Do you remember the go-go 90’s? Investment in stocks was easy. Just buy any dot-com or tech stock or a basket of them and watch your investment account skyrocket. Of course, that all came crashing down to reality in the year 2000. The .com boom became the .com bust and the skyrocket quickly returned to from whence it came — right before the NASDAQ reached its last all-time high. This week we had the dubious honor of reaching that pinnacle once again to a large degree on the back of one tech company.
Monday, stocks fell in Asia 1.1% but rose in Europe 0.8% and in the U.S. 0.5% on low volume — nudging the Dow and S&P 500 indices above their recent round-number benchmarks and the NASDAQ just missed. Gold descended back below its $1200 benchmark to top things off.

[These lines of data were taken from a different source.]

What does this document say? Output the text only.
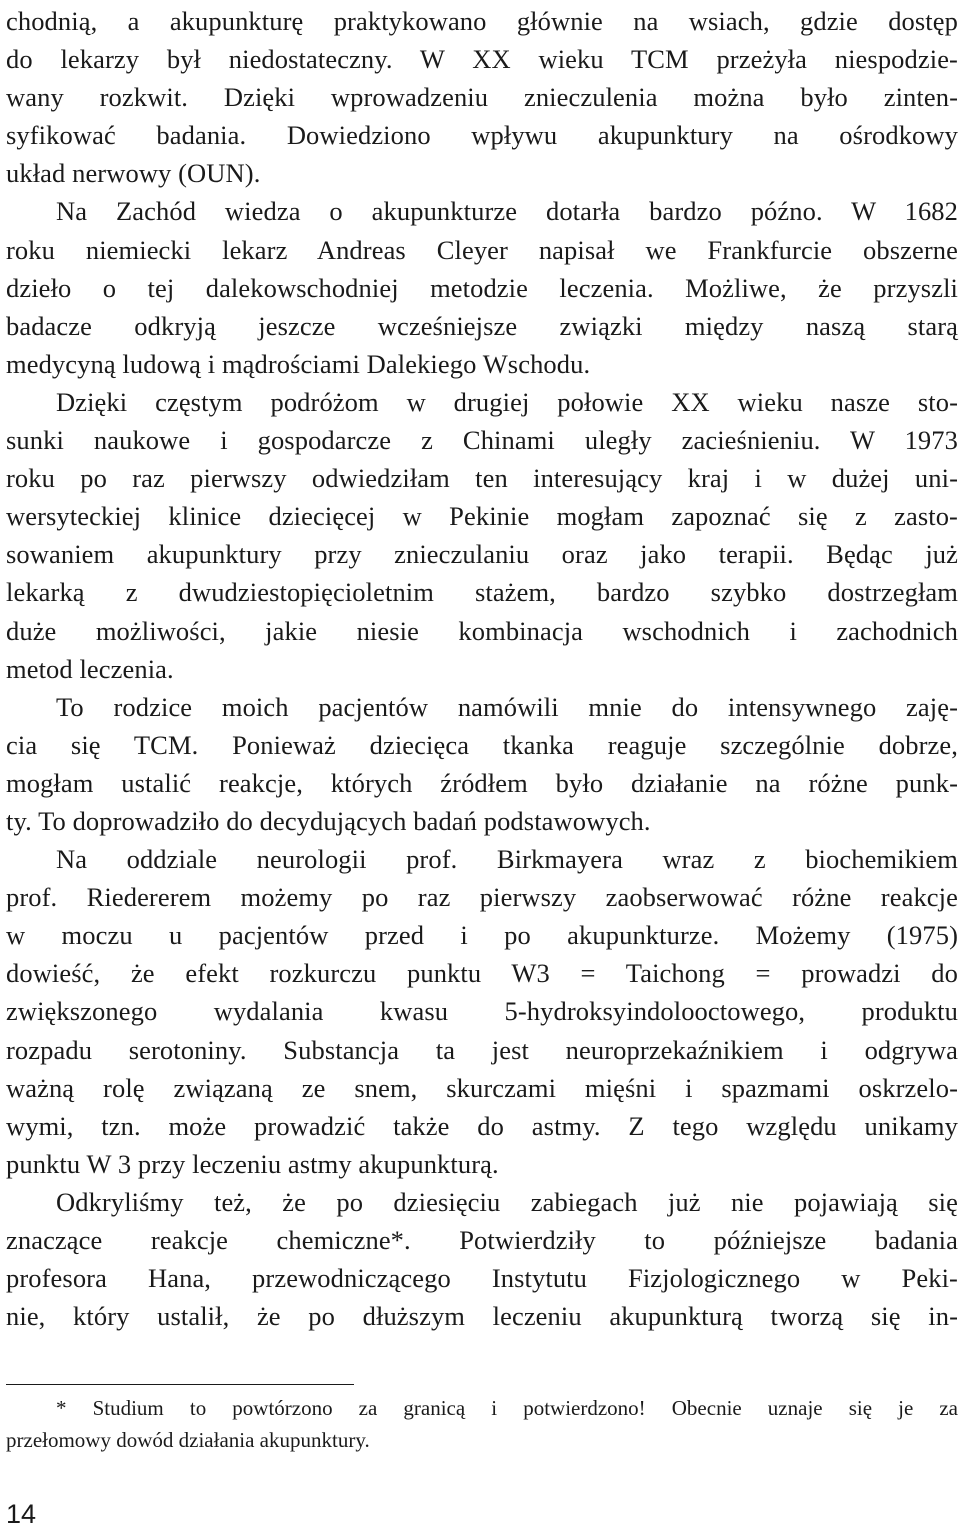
chodnią, a akupunkturę praktykowano głównie na wsiach, gdzie dostęp
do lekarzy był niedostateczny. W XX wieku TCM przeżyła niespodzie-
wany rozkwit. Dzięki wprowadzeniu znieczulenia można było zinten-
syfikować badania. Dowiedziono wpływu akupunktury na ośrodkowy
układ nerwowy (OUN).
Na Zachód wiedza o akupunkturze dotarła bardzo późno. W 1682
roku niemiecki lekarz Andreas Cleyer napisał we Frankfurcie obszerne
dzieło o tej dalekowschodniej metodzie leczenia. Możliwe, że przyszli
badacze odkryją jeszcze wcześniejsze związki między naszą starą
medycyną ludową i mądrościami Dalekiego Wschodu.
Dzięki częstym podróżom w drugiej połowie XX wieku nasze sto-
sunki naukowe i gospodarcze z Chinami uległy zacieśnieniu. W 1973
roku po raz pierwszy odwiedziłam ten interesujący kraj i w dużej uni-
wersyteckiej klinice dziecięcej w Pekinie mogłam zapoznać się z zasto-
sowaniem akupunktury przy znieczulaniu oraz jako terapii. Będąc już
lekarką z dwudziestopięcioletnim stażem, bardzo szybko dostrzegłam
duże możliwości, jakie niesie kombinacja wschodnich i zachodnich
metod leczenia.
To rodzice moich pacjentów namówili mnie do intensywnego zaję-
cia się TCM. Ponieważ dziecięca tkanka reaguje szczególnie dobrze,
mogłam ustalić reakcje, których źródłem było działanie na różne punk-
ty. To doprowadziło do decydujących badań podstawowych.
Na oddziale neurologii prof. Birkmayera wraz z biochemikiem
prof. Riedererem możemy po raz pierwszy zaobserwować różne reakcje
w moczu u pacjentów przed i po akupunkturze. Możemy (1975)
dowieść, że efekt rozkurczu punktu W3 = Taichong = prowadzi do
zwiększonego wydalania kwasu 5-hydroksyindolooctowego, produktu
rozpadu serotoniny. Substancja ta jest neuroprzekaźnikiem i odgrywa
ważną rolę związaną ze snem, skurczami mięśni i spazmami oskrzelo-
wymi, tzn. może prowadzić także do astmy. Z tego względu unikamy
punktu W 3 przy leczeniu astmy akupunkturą.
Odkryliśmy też, że po dziesięciu zabiegach już nie pojawiają się
znaczące reakcje chemiczne*. Potwierdziły to późniejsze badania
profesora Hana, przewodniczącego Instytutu Fizjologicznego w Peki-
nie, który ustalił, że po dłuższym leczeniu akupunkturą tworzą się in-
* Studium to powtórzono za granicą i potwierdzono! Obecnie uznaje się je za
przełomowy dowód działania akupunktury.
14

Tuesday, stocks snapped back in Asia rising 1.2%. In Europe, they rose a more modest 0.5%, while they moved little in the U.S on low volume. The NASDAQ managed to rise above 5000 again while the Dow and S&P dropped below their latest benchmarks.
IBM reported a 12% drop in revenue in 1Q but still closed positive for the day based on lowered earnings expectations. This “expectations” ploy like “forward earnings,” “non-GAAP,” and “one-time charges,” and is another device by the bubble cheerleaders to put lipstick on a pig. Genuine, honest earnings this quarter have been a dismal failure, yet in the news we hear meaningless statements like 75% of stocks “beat expectations.” These expectations are simply last-minute changes to make the rotten numbers appealing to idiots. Along with the stock buy-back ploy and negative interest rates this scenario is truly stunning.

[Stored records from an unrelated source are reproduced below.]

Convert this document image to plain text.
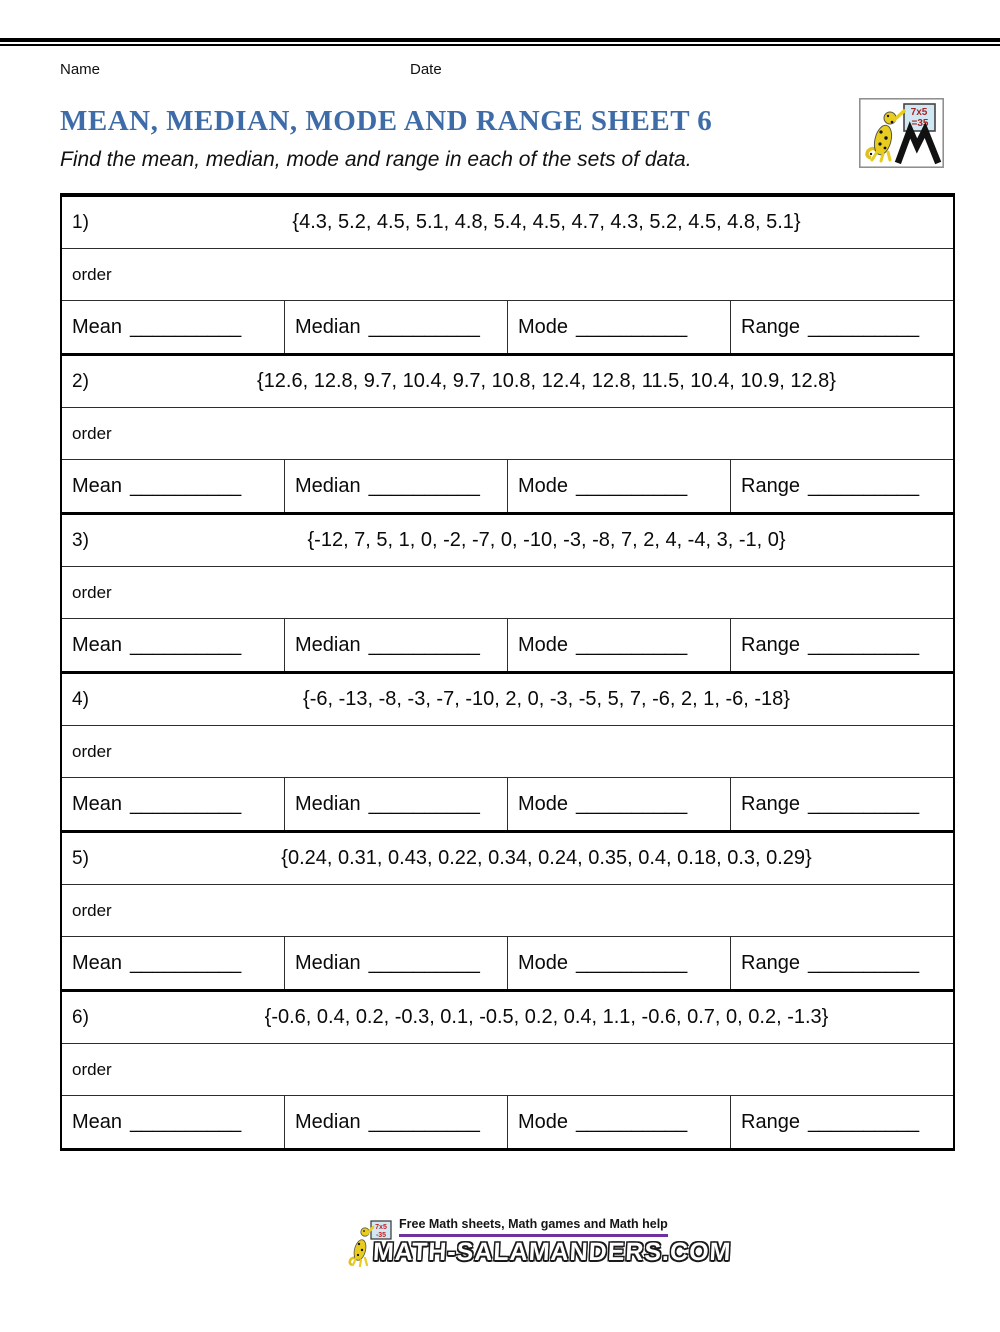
Name	Date
7x5
=35
MEAN, MEDIAN, MODE AND RANGE SHEET 6
Find the mean, median, mode and range in each of the sets of data.
1)	{4.3, 5.2, 4.5, 5.1, 4.8, 5.4, 4.5, 4.7, 4.3, 5.2, 4.5, 4.8, 5.1}
order
Mean __________	Median __________ Mode __________	Range __________
2)	{12.6, 12.8, 9.7, 10.4, 9.7, 10.8, 12.4, 12.8, 11.5, 10.4, 10.9, 12.8}
order
Mean __________	Median __________ Mode __________	Range __________
3)	{-12, 7, 5, 1, 0, -2, -7, 0, -10, -3, -8, 7, 2, 4, -4, 3, -1, 0}
order
Mean __________	Median __________ Mode __________	Range __________
4)	{-6, -13, -8, -3, -7, -10, 2, 0, -3, -5, 5, 7, -6, 2, 1, -6, -18}
order
Mean __________	Median __________ Mode __________	Range __________
5)	{0.24, 0.31, 0.43, 0.22, 0.34, 0.24, 0.35, 0.4, 0.18, 0.3, 0.29}
order
Mean __________	Median __________ Mode __________	Range __________
6)	{-0.6, 0.4, 0.2, -0.3, 0.1, -0.5, 0.2, 0.4, 1.1, -0.6, 0.7, 0, 0.2, -1.3}
order
Mean __________	Median __________ Mode __________	Range __________
7x5
-35
Free Math sheets, Math games and Math help
MATH-SALAMANDERS.COM
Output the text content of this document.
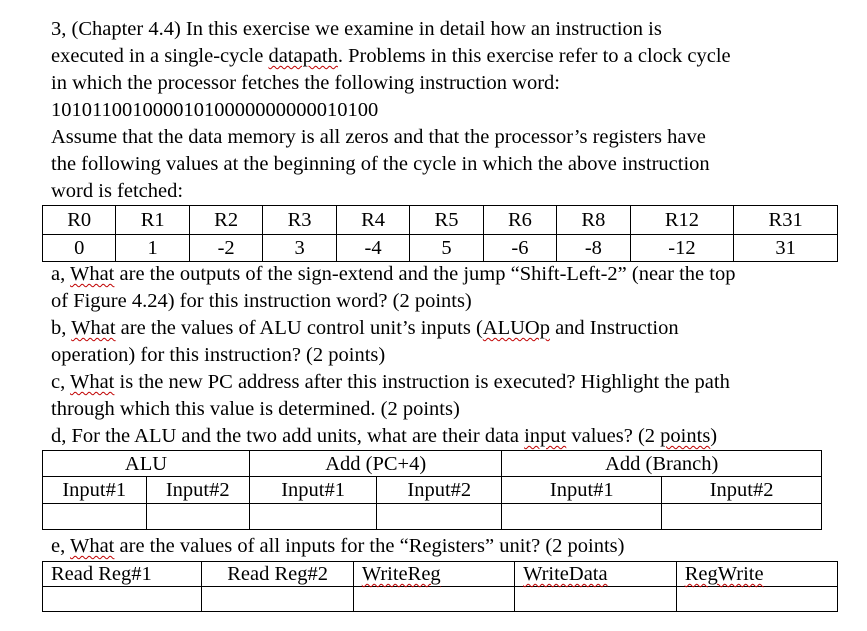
3, (Chapter 4.4) In this exercise we examine in detail how an instruction is
executed in a single-cycle datapath. Problems in this exercise refer to a clock cycle
in which the processor fetches the following instruction word:
10101100100001010000000000010100
Assume that the data memory is all zeros and that the processor’s registers have
the following values at the beginning of the cycle in which the above instruction
word is fetched:
R0	R1	R2	R3	R4	R5	R6	R8	R12	R31
0	1	-2	3	-4	5	-6	-8	-12	31
a, What are the outputs of the sign-extend and the jump “Shift-Left-2” (near the top
of Figure 4.24) for this instruction word? (2 points)
b, What are the values of ALU control unit’s inputs (ALUOp and Instruction
operation) for this instruction? (2 points)
c, What is the new PC address after this instruction is executed? Highlight the path
through which this value is determined. (2 points)
d, For the ALU and the two add units, what are their data input values? (2 points)
ALU		Add (PC+4)		Add (Branch)	
Input#1	Input#2	Input#1	Input#2	Input#1	Input#2

e, What are the values of all inputs for the “Registers” unit? (2 points)
Read Reg#1	Read Reg#2	WriteReg	WriteData	RegWrite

Wednesday, stocks rose in Asia 0.5%, were nearly unchanged in Europe, and rose 0.4% in the U.S. on low volume. That was enough to push the Dow and S&P up above their respective benchmarks and give a margin of distance above 5000 for the NASDAQ. Precious metals lost 1.5% and their miners lost about twice that while the 10-Year U.S. Treasury bond yield rose 3% to close at 1.97.

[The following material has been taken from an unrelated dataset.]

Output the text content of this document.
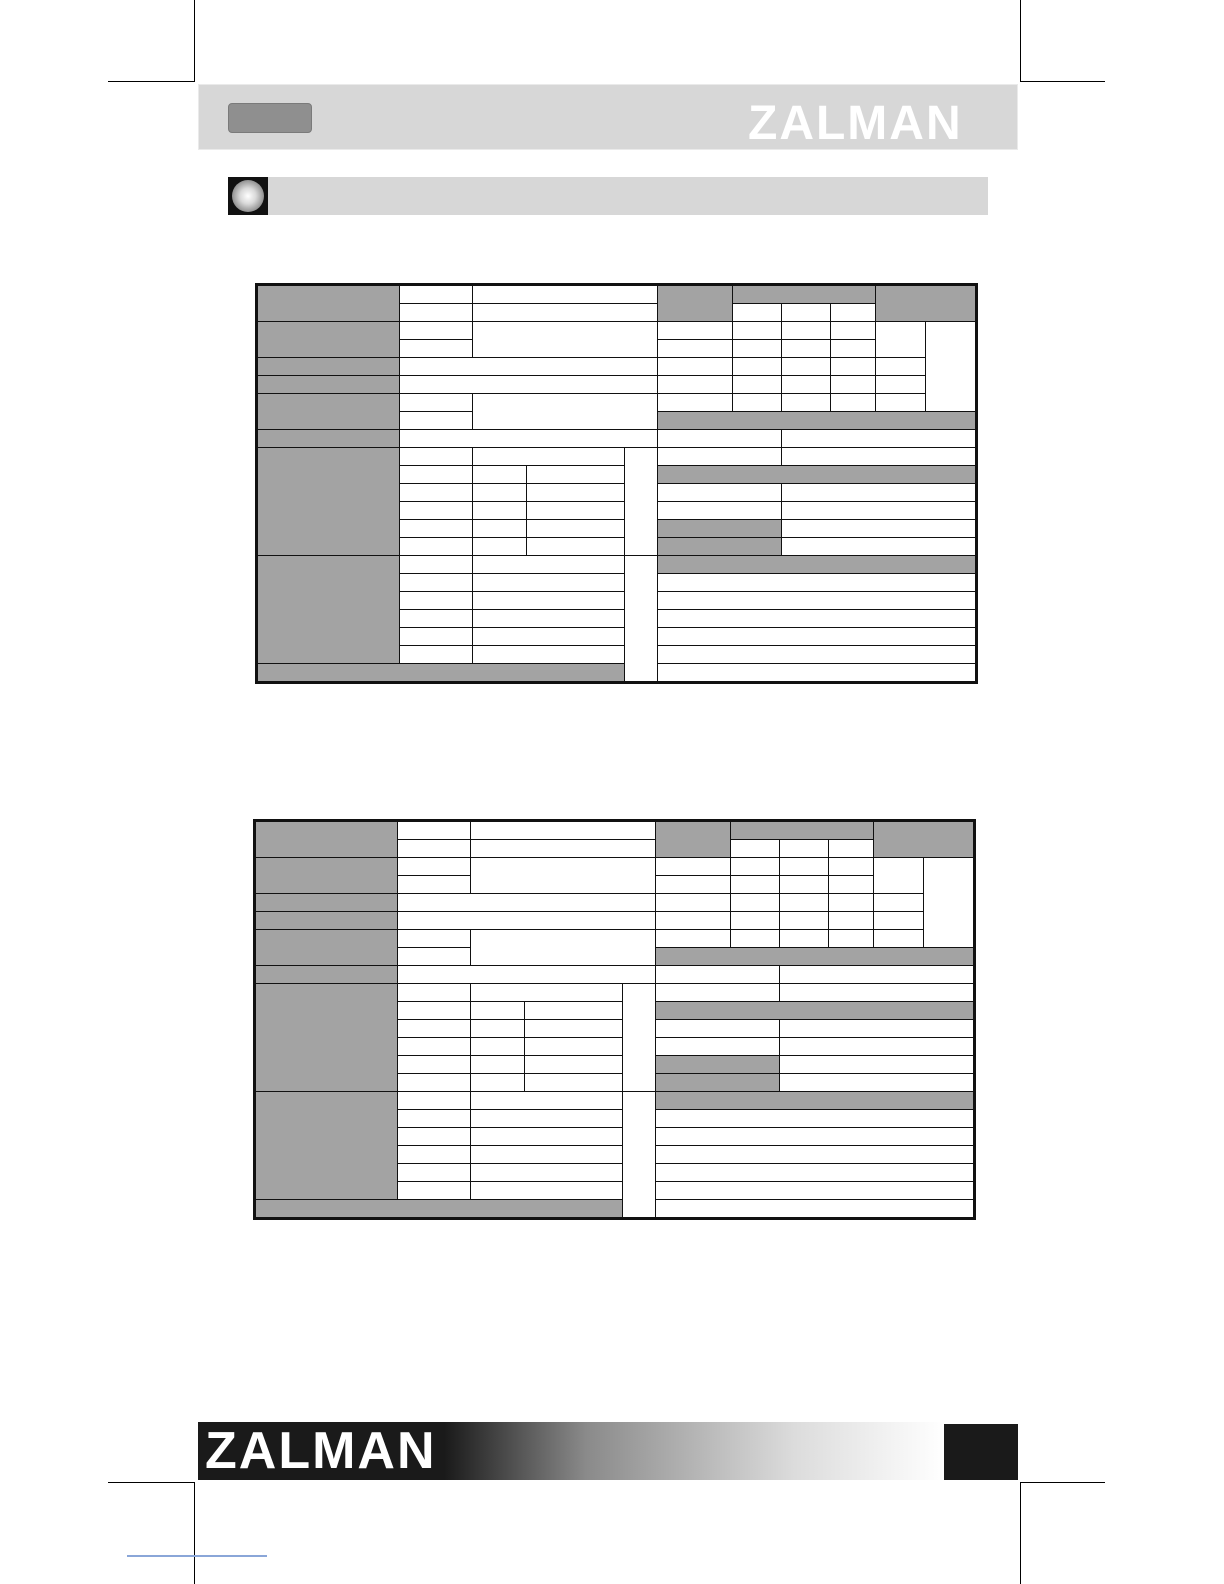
ZALMAN

ZALMAN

Thursday, stocks fell in Asia 0.3% and in Europe 0.5%. In the U.S., stocks rose 0.5% on low moderate volume. The NASDAQ finally broke through its all-time high set back over fifteen years ago. Friday, stocks rose 0.7% in Asia and 0.4% in Europe while in the U.S. they changed little as a whole on low moderate volume. The big three indices did gain a bit more with the S&P 500 and NASDAQ posting new record closing highs. Of the big three, only the Dow remains (slightly) below the record mark. Precious metals fell about 1% and their miners dropped about twice that.